A partir de ses dires et sans pouvoir les confronter aux dossiers, Beatriz Brennan va devoir établir si l’homme, revendiquant la peine de mort, est ou non responsable de ses actes…

Christian De Metter fait montre de sa grande maîtrise des codes du polar noir alors que son trait et ses couleurs impressionnistes posent avec finesse et efficacité l’ambiance sombre et tourmentée de ce récit.
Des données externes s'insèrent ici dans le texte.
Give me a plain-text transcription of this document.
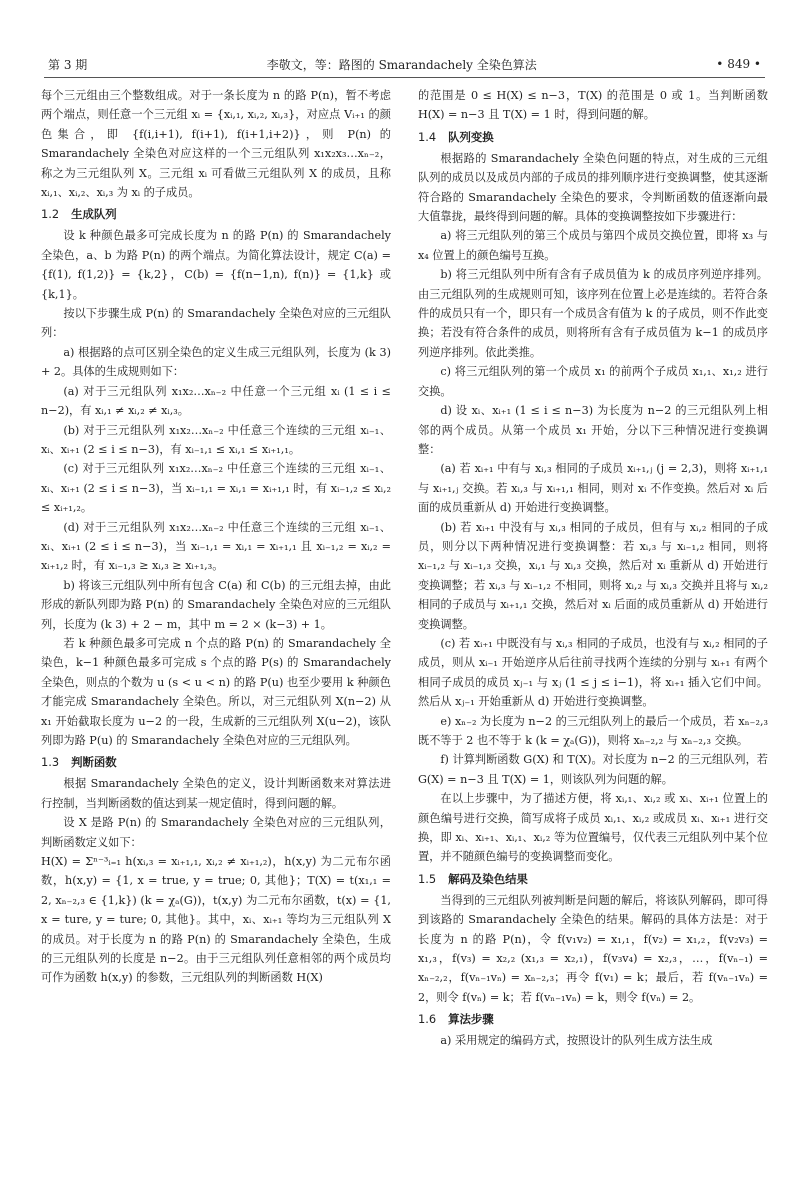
第 3 期	李敬文，等：路图的 Smarandachely 全染色算法	• 849 •

每个三元组由三个整数组成。对于一条长度为 n 的路 P(n)，暂不考虑两个端点，则任意一个三元组 xᵢ = {xᵢ,₁, xᵢ,₂, xᵢ,₃}，对应点 Vᵢ₊₁ 的颜色集合，即 {f(i,i+1), f(i+1), f(i+1,i+2)}，则 P(n) 的 Smarandachely 全染色对应这样的一个三元组队列 x₁x₂x₃…xₙ₋₂，称之为三元组队列 X。三元组 xᵢ 可看做三元组队列 X 的成员，且称 xᵢ,₁、xᵢ,₂、xᵢ,₃ 为 xᵢ 的子成员。

1.2 生成队列

设 k 种颜色最多可完成长度为 n 的路 P(n) 的 Smarandachely 全染色，a、b 为路 P(n) 的两个端点。为简化算法设计，规定 C(a) = {f(1), f(1,2)} = {k,2}，C(b) = {f(n−1,n), f(n)} = {1,k} 或 {k,1}。

按以下步骤生成 P(n) 的 Smarandachely 全染色对应的三元组队列：

a) 根据路的点可区别全染色的定义生成三元组队列，长度为 (k 3) + 2。具体的生成规则如下：

(a) 对于三元组队列 x₁x₂…xₙ₋₂ 中任意一个三元组 xᵢ (1 ≤ i ≤ n−2)，有 xᵢ,₁ ≠ xᵢ,₂ ≠ xᵢ,₃。

(b) 对于三元组队列 x₁x₂…xₙ₋₂ 中任意三个连续的三元组 xᵢ₋₁、xᵢ、xᵢ₊₁ (2 ≤ i ≤ n−3)，有 xᵢ₋₁,₁ ≤ xᵢ,₁ ≤ xᵢ₊₁,₁。

(c) 对于三元组队列 x₁x₂…xₙ₋₂ 中任意三个连续的三元组 xᵢ₋₁、xᵢ、xᵢ₊₁ (2 ≤ i ≤ n−3)，当 xᵢ₋₁,₁ = xᵢ,₁ = xᵢ₊₁,₁ 时，有 xᵢ₋₁,₂ ≤ xᵢ,₂ ≤ xᵢ₊₁,₂。

(d) 对于三元组队列 x₁x₂…xₙ₋₂ 中任意三个连续的三元组 xᵢ₋₁、xᵢ、xᵢ₊₁ (2 ≤ i ≤ n−3)，当 xᵢ₋₁,₁ = xᵢ,₁ = xᵢ₊₁,₁ 且 xᵢ₋₁,₂ = xᵢ,₂ = xᵢ₊₁,₂ 时，有 xᵢ₋₁,₃ ≥ xᵢ,₃ ≥ xᵢ₊₁,₃。

b) 将该三元组队列中所有包含 C(a) 和 C(b) 的三元组去掉，由此形成的新队列即为路 P(n) 的 Smarandachely 全染色对应的三元组队列，长度为 (k 3) + 2 − m，其中 m = 2 × (k−3) + 1。

若 k 种颜色最多可完成 n 个点的路 P(n) 的 Smarandachely 全染色，k−1 种颜色最多可完成 s 个点的路 P(s) 的 Smarandachely 全染色，则点的个数为 u (s < u < n) 的路 P(u) 也至少要用 k 种颜色才能完成 Smarandachely 全染色。所以，对三元组队列 X(n−2) 从 x₁ 开始截取长度为 u−2 的一段，生成新的三元组队列 X(u−2)，该队列即为路 P(u) 的 Smarandachely 全染色对应的三元组队列。

1.3 判断函数

根据 Smarandachely 全染色的定义，设计判断函数来对算法进行控制，当判断函数的值达到某一规定值时，得到问题的解。

设 X 是路 P(n) 的 Smarandachely 全染色对应的三元组队列，判断函数定义如下：

H(X) = Σⁿ⁻³ᵢ₌₁ h(xᵢ,₃ = xᵢ₊₁,₁, xᵢ,₂ ≠ xᵢ₊₁,₂)，h(x,y) 为二元布尔函数，h(x,y) = {1, x = true, y = true; 0, 其他}；T(X) = t(x₁,₁ = 2, xₙ₋₂,₃ ∈ {1,k}) (k = χₐ(G))，t(x,y) 为二元布尔函数，t(x) = {1, x = ture, y = ture; 0, 其他}。其中，xᵢ、xᵢ₊₁ 等均为三元组队列 X 的成员。对于长度为 n 的路 P(n) 的 Smarandachely 全染色，生成的三元组队列的长度是 n−2。由于三元组队列任意相邻的两个成员均可作为函数 h(x,y) 的参数，三元组队列的判断函数 H(X)

的范围是 0 ≤ H(X) ≤ n−3，T(X) 的范围是 0 或 1。当判断函数 H(X) = n−3 且 T(X) = 1 时，得到问题的解。

1.4 队列变换

根据路的 Smarandachely 全染色问题的特点，对生成的三元组队列的成员以及成员内部的子成员的排列顺序进行变换调整，使其逐渐符合路的 Smarandachely 全染色的要求，令判断函数的值逐渐向最大值靠拢，最终得到问题的解。具体的变换调整按如下步骤进行：

a) 将三元组队列的第三个成员与第四个成员交换位置，即将 x₃ 与 x₄ 位置上的颜色编号互换。

b) 将三元组队列中所有含有子成员值为 k 的成员序列逆序排列。由三元组队列的生成规则可知，该序列在位置上必是连续的。若符合条件的成员只有一个，即只有一个成员含有值为 k 的子成员，则不作此变换；若没有符合条件的成员，则将所有含有子成员值为 k−1 的成员序列逆序排列。依此类推。

c) 将三元组队列的第一个成员 x₁ 的前两个子成员 x₁,₁、x₁,₂ 进行交换。

d) 设 xᵢ、xᵢ₊₁ (1 ≤ i ≤ n−3) 为长度为 n−2 的三元组队列上相邻的两个成员。从第一个成员 x₁ 开始，分以下三种情况进行变换调整：

(a) 若 xᵢ₊₁ 中有与 xᵢ,₃ 相同的子成员 xᵢ₊₁,ⱼ (j = 2,3)，则将 xᵢ₊₁,₁ 与 xᵢ₊₁,ⱼ 交换。若 xᵢ,₃ 与 xᵢ₊₁,₁ 相同，则对 xᵢ 不作变换。然后对 xᵢ 后面的成员重新从 d) 开始进行变换调整。

(b) 若 xᵢ₊₁ 中没有与 xᵢ,₃ 相同的子成员，但有与 xᵢ,₂ 相同的子成员，则分以下两种情况进行变换调整：若 xᵢ,₃ 与 xᵢ₋₁,₂ 相同，则将 xᵢ₋₁,₂ 与 xᵢ₋₁,₃ 交换，xᵢ,₁ 与 xᵢ,₃ 交换，然后对 xᵢ 重新从 d) 开始进行变换调整；若 xᵢ,₃ 与 xᵢ₋₁,₂ 不相同，则将 xᵢ,₂ 与 xᵢ,₃ 交换并且将与 xᵢ,₂ 相同的子成员与 xᵢ₊₁,₁ 交换，然后对 xᵢ 后面的成员重新从 d) 开始进行变换调整。

(c) 若 xᵢ₊₁ 中既没有与 xᵢ,₃ 相同的子成员，也没有与 xᵢ,₂ 相同的子成员，则从 xᵢ₋₁ 开始逆序从后往前寻找两个连续的分别与 xᵢ₊₁ 有两个相同子成员的成员 xⱼ₋₁ 与 xⱼ (1 ≤ j ≤ i−1)，将 xᵢ₊₁ 插入它们中间。然后从 xⱼ₋₁ 开始重新从 d) 开始进行变换调整。

e) xₙ₋₂ 为长度为 n−2 的三元组队列上的最后一个成员，若 xₙ₋₂,₃ 既不等于 2 也不等于 k (k = χₐ(G))，则将 xₙ₋₂,₂ 与 xₙ₋₂,₃ 交换。

f) 计算判断函数 G(X) 和 T(X)。对长度为 n−2 的三元组队列，若 G(X) = n−3 且 T(X) = 1，则该队列为问题的解。

在以上步骤中，为了描述方便，将 xᵢ,₁、xᵢ,₂ 或 xᵢ、xᵢ₊₁ 位置上的颜色编号进行交换，简写成将子成员 xᵢ,₁、xᵢ,₂ 或成员 xᵢ、xᵢ₊₁ 进行交换，即 xᵢ、xᵢ₊₁、xᵢ,₁、xᵢ,₂ 等为位置编号，仅代表三元组队列中某个位置，并不随颜色编号的变换调整而变化。

1.5 解码及染色结果

当得到的三元组队列被判断是问题的解后，将该队列解码，即可得到该路的 Smarandachely 全染色的结果。解码的具体方法是：对于长度为 n 的路 P(n)，令 f(v₁v₂) = x₁,₁，f(v₂) = x₁,₂，f(v₂v₃) = x₁,₃，f(v₃) = x₂,₂ (x₁,₃ = x₂,₁)，f(v₃v₄) = x₂,₃，…，f(vₙ₋₁) = xₙ₋₂,₂，f(vₙ₋₁vₙ) = xₙ₋₂,₃；再令 f(v₁) = k；最后，若 f(vₙ₋₁vₙ) = 2，则令 f(vₙ) = k；若 f(vₙ₋₁vₙ) = k，则令 f(vₙ) = 2。

1.6 算法步骤

a) 采用规定的编码方式，按照设计的队列生成方法生成
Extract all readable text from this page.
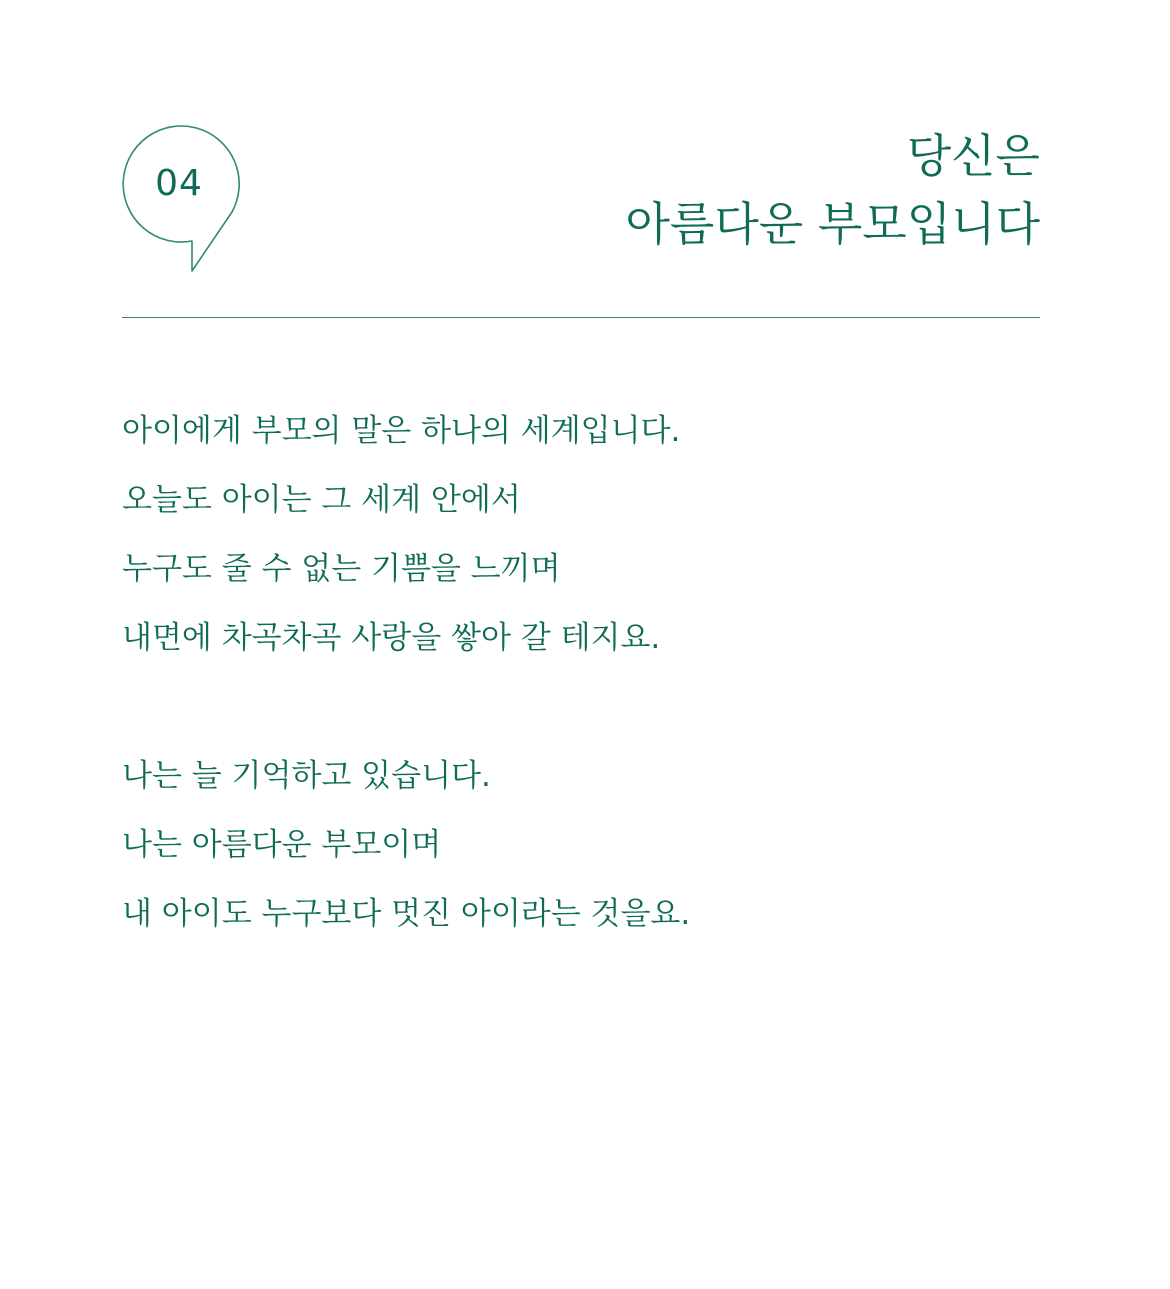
04
당신은
아름다운 부모입니다
아이에게 부모의 말은 하나의 세계입니다.
오늘도 아이는 그 세계 안에서
누구도 줄 수 없는 기쁨을 느끼며
내면에 차곡차곡 사랑을 쌓아 갈 테지요.
나는 늘 기억하고 있습니다.
나는 아름다운 부모이며
내 아이도 누구보다 멋진 아이라는 것을요.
Entre présent et passé, de scènes en scènes, il dévoile par bribe le passé réel ou inventé du supposé meurtrier, un personnage cabossé par la vie qui a dû avoir les pires difficultés à se construire, contraint de travailler contre ses convictions et pour le FBI et de s’inventer à chaque nouvelle mission d’infiltration une nouvelle identité, se perdant chaque fois un peu plus…
Si ce n’était ce cambriolage qui a dérapé, son pêché originel en quelque sorte, dans quelle mesure la vie qu’il a mené est-elle vraiment sienne? Aux yeux de tous et pour lui-même, il n’est personne, une coquille vide au service d’une cause à laquelle il ne croit pas, alors que ceux qu’il aime et qui comptent pour lui disparaissent corps et âmes, comme personne ne devait se souvenir de son passage sur terre…
L’auteur développe des liens étroits entre ce personnage ambigu et énigmatique et une part sombre de l’histoire des Etats-Unis. Après avoir intégré le Counter Intelligence Program (Cointelpro), le voilà devenu agent infiltré au sein du Biker Enforcement Team, organisme crée par le gouvernement américain pour lutter contre les gangs de bikers violents tels les Hells Angel… ou les Napalm’s Soldiers, un inquiétant gang arborant des insignes nazis que notre prisonnier doit infiltrer avec l’aide d’un biker « retourné » et d’un indic, le fameux Henry qu’il s’accuse d’avoir tué.

Par petites touches, certaines facettes de la personnalité ambigüe de ce personnage nous sont dévoilées, de ses remords à ses regrets, jusqu’au regard lucide, cynique et désabusé qu’il porte sur son action au sein du F.B.I…. et à la naissance de cette complicité entre lui et sa supposée Henry, sa supposée victime…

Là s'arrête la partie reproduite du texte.